Augsburger Allgemeine (Ausgabe Stadt)
Die Entscheidung war falsch – nicht unsensibel
Augsburgs Stadtregierung dürfte am Wochenende bald klar geworden sein, wie „unsensibel“(Gesundheitsreferent Reiner Erben) es war, anstatt Senioren über 80, Risikopatienten oder Mitarbeiter von Pflegediensten knapp 50 Angestellte einer Steuerkanzlei gegen Corona zu impfen. Unsere Zeitung hatte kaum darüber berichtet, da hagelte es schon Beschwerden von Bürgern, die seit Wochen auf ihre Impfung warten. Die Stadtspitze fühlte sich deshalb noch am Samstagabend genötigt, eine Erklärung abzugeben.
Man kann davon ausgehen, dass um den Wortlaut gerungen wurde. Es ist ja nicht die erste Panne, die Augsburgs Stadtspitze in Sachen Corona glattbügeln muss. Referent Erben (Grüne) erklärte schließlich wortreich, dass die Impfung der Kanzlei-mitarbeiter zwar „rechtlich nicht zu beanstanden“sei, aber doch „unsensibel“war. Was noch in der Mitteilung stand, waren ausführliche, aber eben auch bekannte Erklärungen der Augsburger Impfstrategie. Doch es half nichts: Was blieb, waren offene Fragen und einmal mehr der Eindruck, dass es an der Organisation im Gesundheitsreferat hapert. Denn eine schlüssige Erklärung, warum es die Kanzlei auf die Liste der vorrangig zu impfenden Personen schaffte, die Erbens Referat ans Impfzentrum weitergab, blieb der Referent schuldig.
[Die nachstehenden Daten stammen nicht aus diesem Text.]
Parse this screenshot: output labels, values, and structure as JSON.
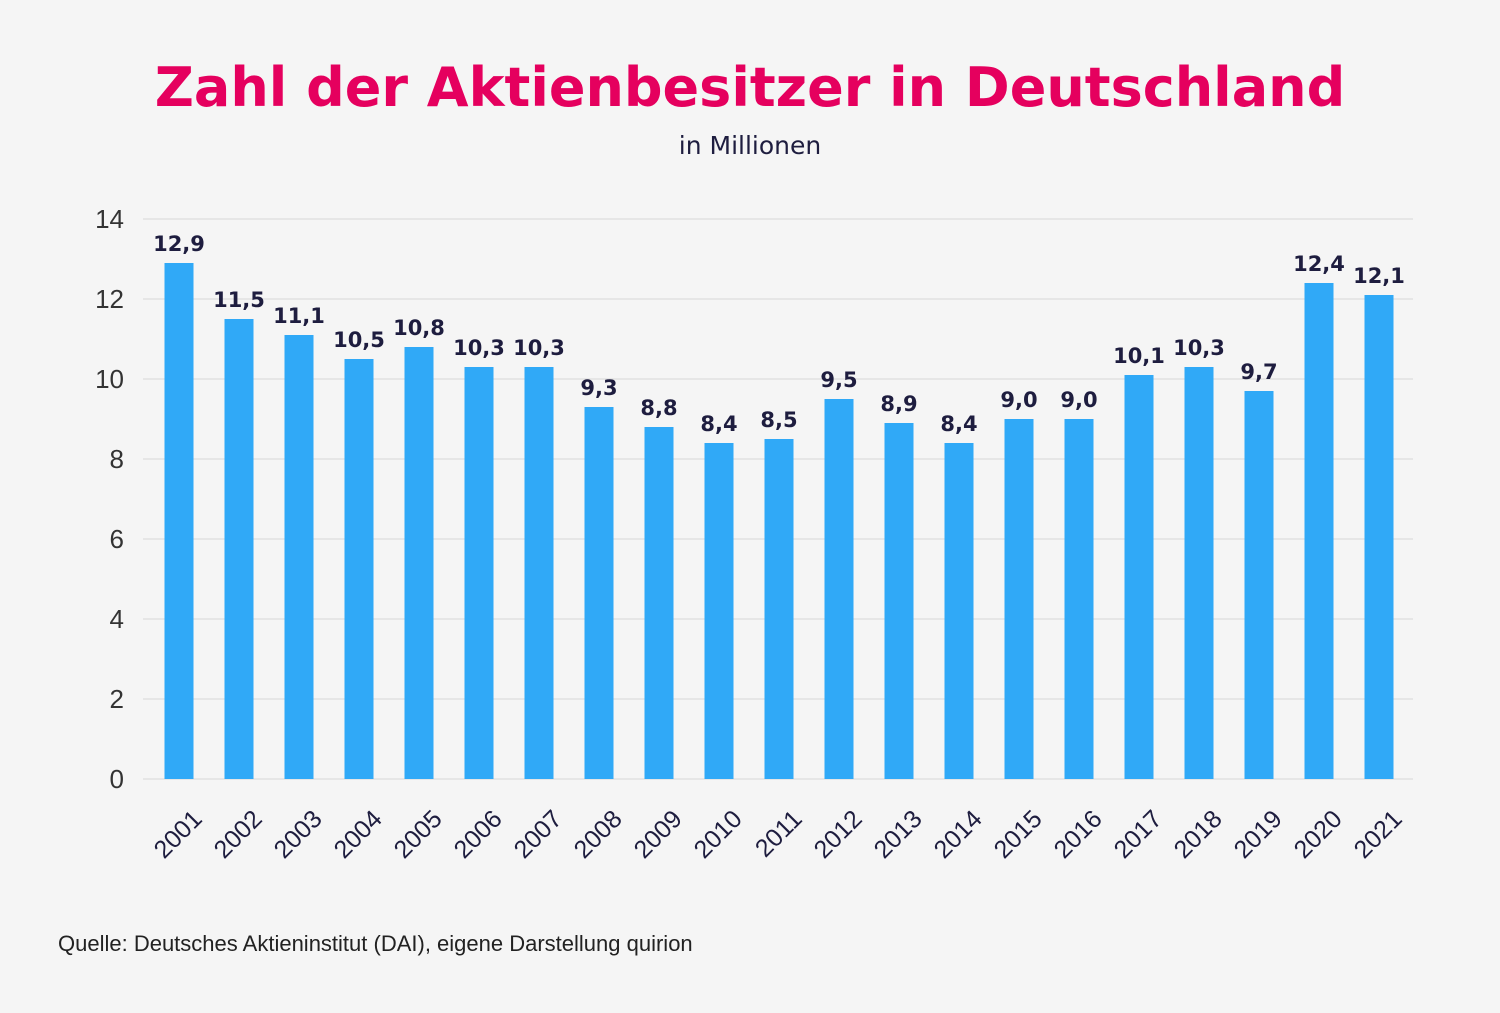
{
  "title": "Zahl der Aktienbesitzer in Deutschland",
  "subtitle": "in Millionen",
  "source": "Quelle: Deutsches Aktieninstitut (DAI), eigene Darstellung quirion",
  "colors": {
    "bar": "#30a9f7",
    "title": "#e5005e",
    "text": "#1e1d3f",
    "grid": "#d6d6d6",
    "background": "#f5f5f5"
  },
  "chart_data": {
    "type": "bar",
    "categories": [
      "2001",
      "2002",
      "2003",
      "2004",
      "2005",
      "2006",
      "2007",
      "2008",
      "2009",
      "2010",
      "2011",
      "2012",
      "2013",
      "2014",
      "2015",
      "2016",
      "2017",
      "2018",
      "2019",
      "2020",
      "2021"
    ],
    "values": [
      12.9,
      11.5,
      11.1,
      10.5,
      10.8,
      10.3,
      10.3,
      9.3,
      8.8,
      8.4,
      8.5,
      9.5,
      8.9,
      8.4,
      9.0,
      9.0,
      10.1,
      10.3,
      9.7,
      12.4,
      12.1
    ],
    "data_labels": [
      "12,9",
      "11,5",
      "11,1",
      "10,5",
      "10,8",
      "10,3",
      "10,3",
      "9,3",
      "8,8",
      "8,4",
      "8,5",
      "9,5",
      "8,9",
      "8,4",
      "9,0",
      "9,0",
      "10,1",
      "10,3",
      "9,7",
      "12,4",
      "12,1"
    ],
    "title": "Zahl der Aktienbesitzer in Deutschland",
    "subtitle": "in Millionen",
    "xlabel": "",
    "ylabel": "",
    "ylim": [
      0,
      14
    ],
    "yticks": [
      0,
      2,
      4,
      6,
      8,
      10,
      12,
      14
    ],
    "grid": true,
    "legend": "none"
  }
}
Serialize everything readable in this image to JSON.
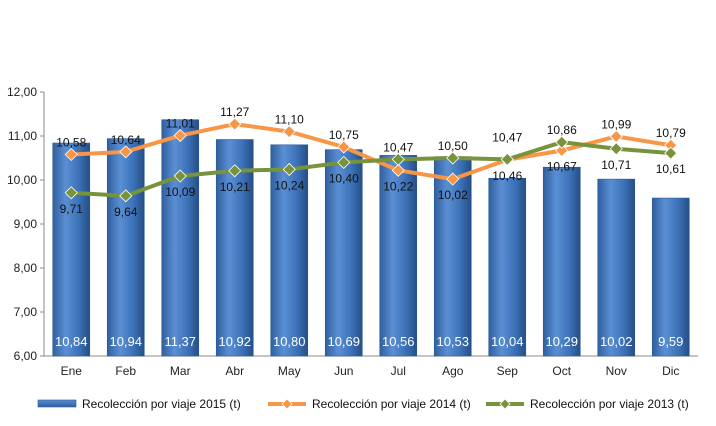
{
  "chart_data": {
    "type": "bar",
    "categories": [
      "Ene",
      "Feb",
      "Mar",
      "Abr",
      "May",
      "Jun",
      "Jul",
      "Ago",
      "Sep",
      "Oct",
      "Nov",
      "Dic"
    ],
    "ylim": [
      6,
      12
    ],
    "yticks": [
      "6,00",
      "7,00",
      "8,00",
      "9,00",
      "10,00",
      "11,00",
      "12,00"
    ],
    "grid": false,
    "legend_position": "bottom",
    "series": [
      {
        "name": "Recolección por viaje 2015 (t)",
        "kind": "bar",
        "color": "#4f81bd",
        "values": [
          10.84,
          10.94,
          11.37,
          10.92,
          10.8,
          10.69,
          10.56,
          10.53,
          10.04,
          10.29,
          10.02,
          9.59
        ],
        "labels": [
          "10,84",
          "10,94",
          "11,37",
          "10,92",
          "10,80",
          "10,69",
          "10,56",
          "10,53",
          "10,04",
          "10,29",
          "10,02",
          "9,59"
        ]
      },
      {
        "name": "Recolección por viaje 2014 (t)",
        "kind": "line",
        "color": "#f79646",
        "values": [
          10.58,
          10.64,
          11.01,
          11.27,
          11.1,
          10.75,
          10.22,
          10.02,
          10.46,
          10.67,
          10.99,
          10.79
        ],
        "labels": [
          "10,58",
          "10,64",
          "11,01",
          "11,27",
          "11,10",
          "10,75",
          "10,22",
          "10,02",
          "10,46",
          "10,67",
          "10,99",
          "10,79"
        ]
      },
      {
        "name": "Recolección por viaje 2013 (t)",
        "kind": "line",
        "color": "#77933c",
        "values": [
          9.71,
          9.64,
          10.09,
          10.21,
          10.24,
          10.4,
          10.47,
          10.5,
          10.47,
          10.86,
          10.71,
          10.61
        ],
        "labels": [
          "9,71",
          "9,64",
          "10,09",
          "10,21",
          "10,24",
          "10,40",
          "10,47",
          "10,50",
          "10,47",
          "10,86",
          "10,71",
          "10,61"
        ]
      }
    ]
  }
}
Der Fall trägt dazu bei, den Impfneid in der Bevölkerung zu schüren. Denn obwohl sich nur wenige Bürger für eine Impfung haben registrieren lassen, reicht der Impfstoff nicht aus, um den Bedarf zu decken. Schon deshalb wäre das Gesundheitsamt gut beraten, die Einrichtungen intensiver zu prüfen, die auf direktem Weg dringenden Bedarf anmelden, anstatt über das bundesweite Impfportal zu gehen.
Erben macht es sich auch zu einfach, wenn er die Verantwortung dem Impfteam zuschiebt. Während man dort im Fall übriger Dosen schnell entscheiden muss, bliebe im Referat Zeit für eine Prüfung. Im Fall der Kanzlei hätte dem Referat auffallen müssen, dass es anderswo dringenderen Bedarf gibt. Insofern war die Impfung der Mitarbeiter nicht unsensibel, sie war falsch.